Exploring the context of texting

By Felix Sarver

Junior NIU NGOLD student Matt Jennings, has a father who may be a pioneer of text-speak.

Jennings said his dad likes to use letters and acronyms when texting him, some of which are his dad’s own creation.

“He’ll use ‘c home’ to mean coming home,” Jennings said. “When he’s on the job he’ll use ‘j b home.'”

Students are not the only people who text each other; parents who join in on the trend may cause more confusion than clarity.

Carlos Martinez, senior safety technology major, said his parents will sometimes misuse text slang.

“My dad will use ‘lol’ inappropriately,” Martinez said. It’s easier to text his friends than his parents, Martinez said.

“They take forever and will use a three word sentence,” Martinez said.

Junior history major Dale Boedewig doesn’t text his parents but he finds it difficult to text with his uncle.

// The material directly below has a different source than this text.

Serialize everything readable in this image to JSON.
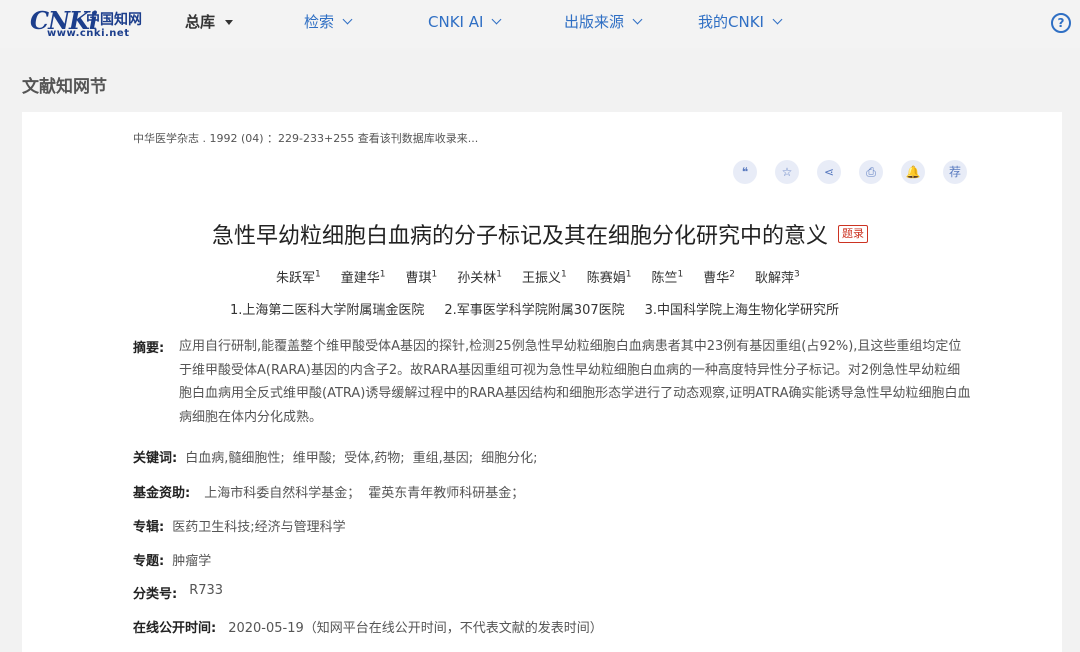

“I have to help my uncle because he’ll cut out words and use abbreviations that don’t make any sense,” Boedewing said.

IT Customer Support director Cindy Phillips said she thinks texting has a lot of uses besides communication between friends and family.

“I know for the university, texting is a tool for doing emergency alerting,” Phillips said.

When it comes to texting her children and grandchildren, text expressions like ‘lol,’ ‘idk,’ and especially ‘lmao’ are favorites, Phillips said.

“I don’t think it’s hard for parents to communicate with texting, it’s just another medium,” Phillips said.

Psychology Professor Keith Millis said he thinks texting has made people more adventurous in their communications.

“Texting is so prevalent today that some people are texting things they wouldn’t have done before,” Millis said. “People are breaking up with their boyfriends through texting.”

Texting also causes certain forms of speech to appear more literally than in a normal face-to-face conversations.

“It’s hard to gauge on a pragmatic level sarcasm in a text,” Millis said. “You don’t have any of those cues you get in a real life conversation.”

People highly prefer texting because it’s like an immediate e-mail and a way for them to log on to computers they would normally have at home, Millis said. Texting is also seen as less disruptive than calling someone, Millis said. “We are social creatures,” Millis said. “We like to keep in contact with our buddies.”